The Bachelor of Arts with a major in history requires a minimum of 120 semester hours (s.h.)., including 36 s.h. of work for the major. Students must complete 24 s.h. numbered 2000 or above. Students must maintain a GPA of at least 2.00 in all courses for the major and in all UI courses for the major. They also must complete the College of Liberal Arts and Sciences General Education Program.

College Level Equivalency Program (CLEP) and Advanced Placement Program (APP) credit does not count toward the history major. Transfer work that is equivalent to University of Iowa course work may be accepted toward the major, but at least 18 s.h. of work for the major, including HIST:2151 Introduction to the History Major, must be taken at the University of Iowa. Courses that count toward the major may not be taken on a pass/nonpass basis.

Major requirements include an introductory course and a history portfolio in addition to a range of course work in history. History majors should consult with the Department Advisor prior to course registration each semester.

Detailed information on History courses and requirements for the major are available at the UI General Catalog website.


Once you declare yourself a history major--this generally happens in the sophomore year although you can declare at any time after admission--you enroll in one of the sections of Introduction to the History Major (HIST:2151). This introductory course provides majors the immediate opportunity to work closely with a professor and to develop skills that will help them succeed in subsequent history courses. Sections have small enrollments (15 or fewer students), and they emphasize essential skills such as locating and interpreting primary documents, weighing competing scholarly interpretations, and making a logical argument supported by evidence in compelling prose. HIST:2151 also introduces you to work in the Main Library and local archives, and the course is usually restricted to history majors.

The Introduction to the History Major course is intended to be the foundation of your learning as a history major. One of the essays or projects you complete in the course will be included in the Portfolio that you submit before graduation (HIST:3193).

Things to remember about the Introduction to the History Major course:

  • Every semester, multiple sections of HIST:2151 are offered. The subjects of the sections change from semester to semester, depending on which faculty members are teaching them.
  • These sections fill quickly, so register at your first opportunity, and if your first choice is full, register for a different section rather than waiting for another semester.  It is more important to take HIST:2151 early in your training than it is to take it in a certain field of history.
  • Introduction to the History Major sections may not be counted towards the distribution requirement in American, European or non-Western history.

HIST: 3193

The History Portfolio consists of three History course papers or projects that show the development of your skills.

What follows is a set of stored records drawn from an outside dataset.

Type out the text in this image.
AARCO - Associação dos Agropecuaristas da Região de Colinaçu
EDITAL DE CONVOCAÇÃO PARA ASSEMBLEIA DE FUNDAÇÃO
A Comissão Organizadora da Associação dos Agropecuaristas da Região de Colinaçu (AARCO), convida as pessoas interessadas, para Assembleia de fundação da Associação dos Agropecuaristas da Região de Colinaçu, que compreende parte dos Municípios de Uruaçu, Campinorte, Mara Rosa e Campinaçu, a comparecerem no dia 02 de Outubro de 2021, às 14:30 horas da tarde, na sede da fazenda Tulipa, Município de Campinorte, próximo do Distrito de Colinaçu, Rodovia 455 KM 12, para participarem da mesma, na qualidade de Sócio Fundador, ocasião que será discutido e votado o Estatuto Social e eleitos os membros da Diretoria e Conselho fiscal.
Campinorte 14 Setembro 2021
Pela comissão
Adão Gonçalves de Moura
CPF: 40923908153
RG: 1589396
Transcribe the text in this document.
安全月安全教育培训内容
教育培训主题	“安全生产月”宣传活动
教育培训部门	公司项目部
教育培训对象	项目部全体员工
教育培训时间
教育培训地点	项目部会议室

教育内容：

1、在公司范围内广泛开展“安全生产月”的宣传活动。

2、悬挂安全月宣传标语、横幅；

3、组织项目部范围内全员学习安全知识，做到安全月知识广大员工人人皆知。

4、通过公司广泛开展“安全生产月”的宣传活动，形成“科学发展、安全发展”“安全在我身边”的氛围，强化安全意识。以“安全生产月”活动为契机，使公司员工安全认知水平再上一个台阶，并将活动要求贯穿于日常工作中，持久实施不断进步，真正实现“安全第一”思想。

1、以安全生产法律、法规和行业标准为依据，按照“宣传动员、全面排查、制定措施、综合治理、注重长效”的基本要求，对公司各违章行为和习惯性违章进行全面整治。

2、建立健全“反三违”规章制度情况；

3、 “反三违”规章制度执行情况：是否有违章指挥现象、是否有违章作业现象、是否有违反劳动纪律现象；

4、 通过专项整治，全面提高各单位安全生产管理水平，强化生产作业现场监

During the semester in which you plan to graduate, you will enroll in HIST:3193. This is a Pass/Fail course. You will submit your graded papers or projects through the HIST:3193 ICON site; more detailed instructions are provided there. 

The purpose of the Portfolio requirement is to aid the department in assessing the effectiveness of its curriculum. Our examination of your Portfolio contents will NOT affect your GPA.

Things to remember about the Portfolio requirement:

  • Graded papers/projects (with grade and/or comments) are preferred, so remember to save your graded assignments as you complete your coursework. If you cannot locate the graded versions, you may upload ungraded versions.
  • Your Portfolio should include the major paper or project you completed in Introduction to the History Major (HIST:2151).
  • Students who complete a History honors thesis need only to upload that thesis plus the Introduction to the Major paper/project.
  • In order to avoid delays, try not to wait until the very end of your graduating semester to upload your Portfolio.

After you have uploaded your papers in ICON, you will complete a short exit survey.  At that point, you have fulfilled the Portfolio requirement, and you will receive a grade of “S” when grades are released at the end of the semester. Again, the Portfolio will not affect your GPA.

Historical knowledge gives insight into the depth and range of human experience and perspective on the increasingly interconnected world in which we live. Students of history learn how to locate, verify, and interpret many kinds of evidence in order to understand the causes and effects of changes over time. History courses strengthen skills in analyzing and explaining the major ideas and complex problems of the past and the present. The history major provides students with the tools and perspective for active citizenship in a democratic, pluralistic society, as well as for success in graduate studies and a wide range of careers.

The undergraduate program is organized around the intertwined skills of research and communication—whether digital, written, or oral. Students learn about significant events, places, and people of the past, but just as importantly, they learn how to engage in factual research about the past, how to understand the context of human actions, and how to identify the factors that brought about the world of the past and the world we know today.

  • Students of history acquire a broad knowledge of history and historical change across multiple regions of the globe and a range of historical periods.
  • Students gain an awareness of their own place in today’s world and of the connections between past and present. This prepares the way for better understanding between individuals and across cultural boundaries.
  • Students learn to value the role of evidence in their understanding of the world, and how to assess and verify different types of data, whether written, visual, oral, statistical, or cultural.
  • Students learn how to distinguish between primary and secondary sources, and how each kind of source is used. They develop an understanding of the possible impact of authorial bias, social background, or ideology. Students learn to employ differing methods of analysis, and they explore diverse ways of thinking about the past and human society.
  • Students develop skills in research, critical thinking, reading, and writing. History writing assignments sharpen students’ skills in original research and analysis, while reading assignments develop their abilities to synthesize information and grapple with varying points of view.